People risk their lives for others every day. The pleasure of feeling like a fine fellow is rather diminished by death in most people's calculation.

Quoting Isaac
A mechanism for the cultural or biological embedding of such a network - what maintains it through the process of adolescent neural pruning without being in regular use.


It is in regular use. Children imitate rather than calculate. People simply do not calculate their lives the way it is proposed all the time. they run on habit, and on an automatic sociability. Amenability is instinctive. It works in analogous way that the cells of the body cooperate and even die for the benefit and development of the whole, without having to calculate whether or not they will benefit as individuals.
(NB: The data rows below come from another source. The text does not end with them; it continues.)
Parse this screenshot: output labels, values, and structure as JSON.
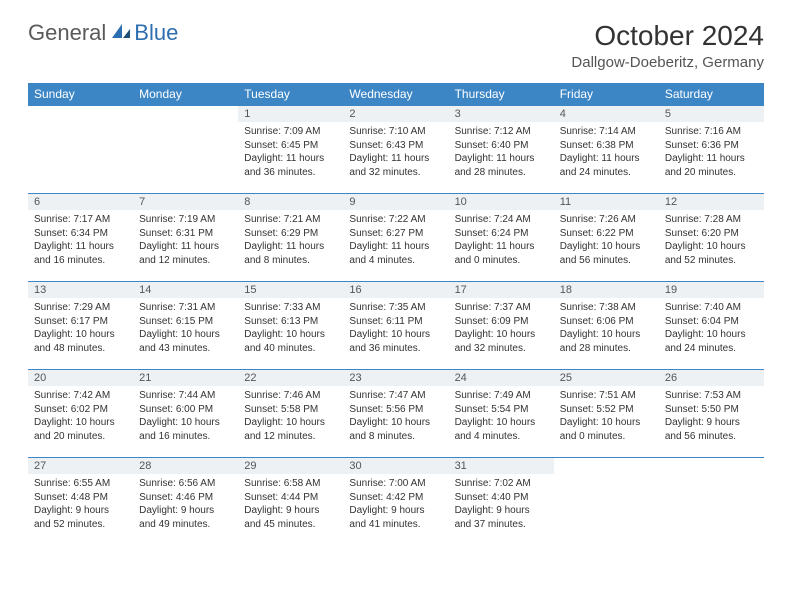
{
  "brand": {
    "part1": "General",
    "part2": "Blue"
  },
  "title": "October 2024",
  "location": "Dallgow-Doeberitz, Germany",
  "colors": {
    "header_bg": "#3d86c6",
    "header_text": "#ffffff",
    "cell_border": "#3d86c6",
    "daynum_bg": "#eef1f4",
    "body_text": "#333333",
    "brand_gray": "#5a5a5a",
    "brand_blue": "#2c6fb0"
  },
  "typography": {
    "title_fontsize": 28,
    "location_fontsize": 15,
    "dayhead_fontsize": 12,
    "daynum_fontsize": 11,
    "body_fontsize": 10
  },
  "day_names": [
    "Sunday",
    "Monday",
    "Tuesday",
    "Wednesday",
    "Thursday",
    "Friday",
    "Saturday"
  ],
  "weeks": [
    [
      {
        "n": "",
        "sr": "",
        "ss": "",
        "dl": "",
        "empty": true
      },
      {
        "n": "",
        "sr": "",
        "ss": "",
        "dl": "",
        "empty": true
      },
      {
        "n": "1",
        "sr": "Sunrise: 7:09 AM",
        "ss": "Sunset: 6:45 PM",
        "dl": "Daylight: 11 hours and 36 minutes."
      },
      {
        "n": "2",
        "sr": "Sunrise: 7:10 AM",
        "ss": "Sunset: 6:43 PM",
        "dl": "Daylight: 11 hours and 32 minutes."
      },
      {
        "n": "3",
        "sr": "Sunrise: 7:12 AM",
        "ss": "Sunset: 6:40 PM",
        "dl": "Daylight: 11 hours and 28 minutes."
      },
      {
        "n": "4",
        "sr": "Sunrise: 7:14 AM",
        "ss": "Sunset: 6:38 PM",
        "dl": "Daylight: 11 hours and 24 minutes."
      },
      {
        "n": "5",
        "sr": "Sunrise: 7:16 AM",
        "ss": "Sunset: 6:36 PM",
        "dl": "Daylight: 11 hours and 20 minutes."
      }
    ],
    [
      {
        "n": "6",
        "sr": "Sunrise: 7:17 AM",
        "ss": "Sunset: 6:34 PM",
        "dl": "Daylight: 11 hours and 16 minutes."
      },
      {
        "n": "7",
        "sr": "Sunrise: 7:19 AM",
        "ss": "Sunset: 6:31 PM",
        "dl": "Daylight: 11 hours and 12 minutes."
      },
      {
        "n": "8",
        "sr": "Sunrise: 7:21 AM",
        "ss": "Sunset: 6:29 PM",
        "dl": "Daylight: 11 hours and 8 minutes."
      },
      {
        "n": "9",
        "sr": "Sunrise: 7:22 AM",
        "ss": "Sunset: 6:27 PM",
        "dl": "Daylight: 11 hours and 4 minutes."
      },
      {
        "n": "10",
        "sr": "Sunrise: 7:24 AM",
        "ss": "Sunset: 6:24 PM",
        "dl": "Daylight: 11 hours and 0 minutes."
      },
      {
        "n": "11",
        "sr": "Sunrise: 7:26 AM",
        "ss": "Sunset: 6:22 PM",
        "dl": "Daylight: 10 hours and 56 minutes."
      },
      {
        "n": "12",
        "sr": "Sunrise: 7:28 AM",
        "ss": "Sunset: 6:20 PM",
        "dl": "Daylight: 10 hours and 52 minutes."
      }
    ],
    [
      {
        "n": "13",
        "sr": "Sunrise: 7:29 AM",
        "ss": "Sunset: 6:17 PM",
        "dl": "Daylight: 10 hours and 48 minutes."
      },
      {
        "n": "14",
        "sr": "Sunrise: 7:31 AM",
        "ss": "Sunset: 6:15 PM",
        "dl": "Daylight: 10 hours and 43 minutes."
      },
      {
        "n": "15",
        "sr": "Sunrise: 7:33 AM",
        "ss": "Sunset: 6:13 PM",
        "dl": "Daylight: 10 hours and 40 minutes."
      },
      {
        "n": "16",
        "sr": "Sunrise: 7:35 AM",
        "ss": "Sunset: 6:11 PM",
        "dl": "Daylight: 10 hours and 36 minutes."
      },
      {
        "n": "17",
        "sr": "Sunrise: 7:37 AM",
        "ss": "Sunset: 6:09 PM",
        "dl": "Daylight: 10 hours and 32 minutes."
      },
      {
        "n": "18",
        "sr": "Sunrise: 7:38 AM",
        "ss": "Sunset: 6:06 PM",
        "dl": "Daylight: 10 hours and 28 minutes."
      },
      {
        "n": "19",
        "sr": "Sunrise: 7:40 AM",
        "ss": "Sunset: 6:04 PM",
        "dl": "Daylight: 10 hours and 24 minutes."
      }
    ],
    [
      {
        "n": "20",
        "sr": "Sunrise: 7:42 AM",
        "ss": "Sunset: 6:02 PM",
        "dl": "Daylight: 10 hours and 20 minutes."
      },
      {
        "n": "21",
        "sr": "Sunrise: 7:44 AM",
        "ss": "Sunset: 6:00 PM",
        "dl": "Daylight: 10 hours and 16 minutes."
      },
      {
        "n": "22",
        "sr": "Sunrise: 7:46 AM",
        "ss": "Sunset: 5:58 PM",
        "dl": "Daylight: 10 hours and 12 minutes."
      },
      {
        "n": "23",
        "sr": "Sunrise: 7:47 AM",
        "ss": "Sunset: 5:56 PM",
        "dl": "Daylight: 10 hours and 8 minutes."
      },
      {
        "n": "24",
        "sr": "Sunrise: 7:49 AM",
        "ss": "Sunset: 5:54 PM",
        "dl": "Daylight: 10 hours and 4 minutes."
      },
      {
        "n": "25",
        "sr": "Sunrise: 7:51 AM",
        "ss": "Sunset: 5:52 PM",
        "dl": "Daylight: 10 hours and 0 minutes."
      },
      {
        "n": "26",
        "sr": "Sunrise: 7:53 AM",
        "ss": "Sunset: 5:50 PM",
        "dl": "Daylight: 9 hours and 56 minutes."
      }
    ],
    [
      {
        "n": "27",
        "sr": "Sunrise: 6:55 AM",
        "ss": "Sunset: 4:48 PM",
        "dl": "Daylight: 9 hours and 52 minutes."
      },
      {
        "n": "28",
        "sr": "Sunrise: 6:56 AM",
        "ss": "Sunset: 4:46 PM",
        "dl": "Daylight: 9 hours and 49 minutes."
      },
      {
        "n": "29",
        "sr": "Sunrise: 6:58 AM",
        "ss": "Sunset: 4:44 PM",
        "dl": "Daylight: 9 hours and 45 minutes."
      },
      {
        "n": "30",
        "sr": "Sunrise: 7:00 AM",
        "ss": "Sunset: 4:42 PM",
        "dl": "Daylight: 9 hours and 41 minutes."
      },
      {
        "n": "31",
        "sr": "Sunrise: 7:02 AM",
        "ss": "Sunset: 4:40 PM",
        "dl": "Daylight: 9 hours and 37 minutes."
      },
      {
        "n": "",
        "sr": "",
        "ss": "",
        "dl": "",
        "empty": true
      },
      {
        "n": "",
        "sr": "",
        "ss": "",
        "dl": "",
        "empty": true
      }
    ]
  ]
}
It is only a brain that has become obsessed with itself that finds cooperation mysterious and in need of explanation.

Here's something I noticed recently. It took about a week for the habits of social interaction to be transformed by lockdown. There has been a huge amount of what the mechanists call 'social facilitation'. Monkey see, monkey do. Everyone is maintaining distance, so everyone maintains distance, just like everyone drives on the left - here. No calculation required, fortunately, because no one has the numbers to make a calculation possible; but people are amenable, and we do social distancing because that is what we are doing, not because we have calculated a personal benefit from nowhere except the TV and inter web that we do not trust.

Alas the wonderful brain cannot be trusted at all to navigate the complexities of the world, it requires the superior wisdom of the embedded body.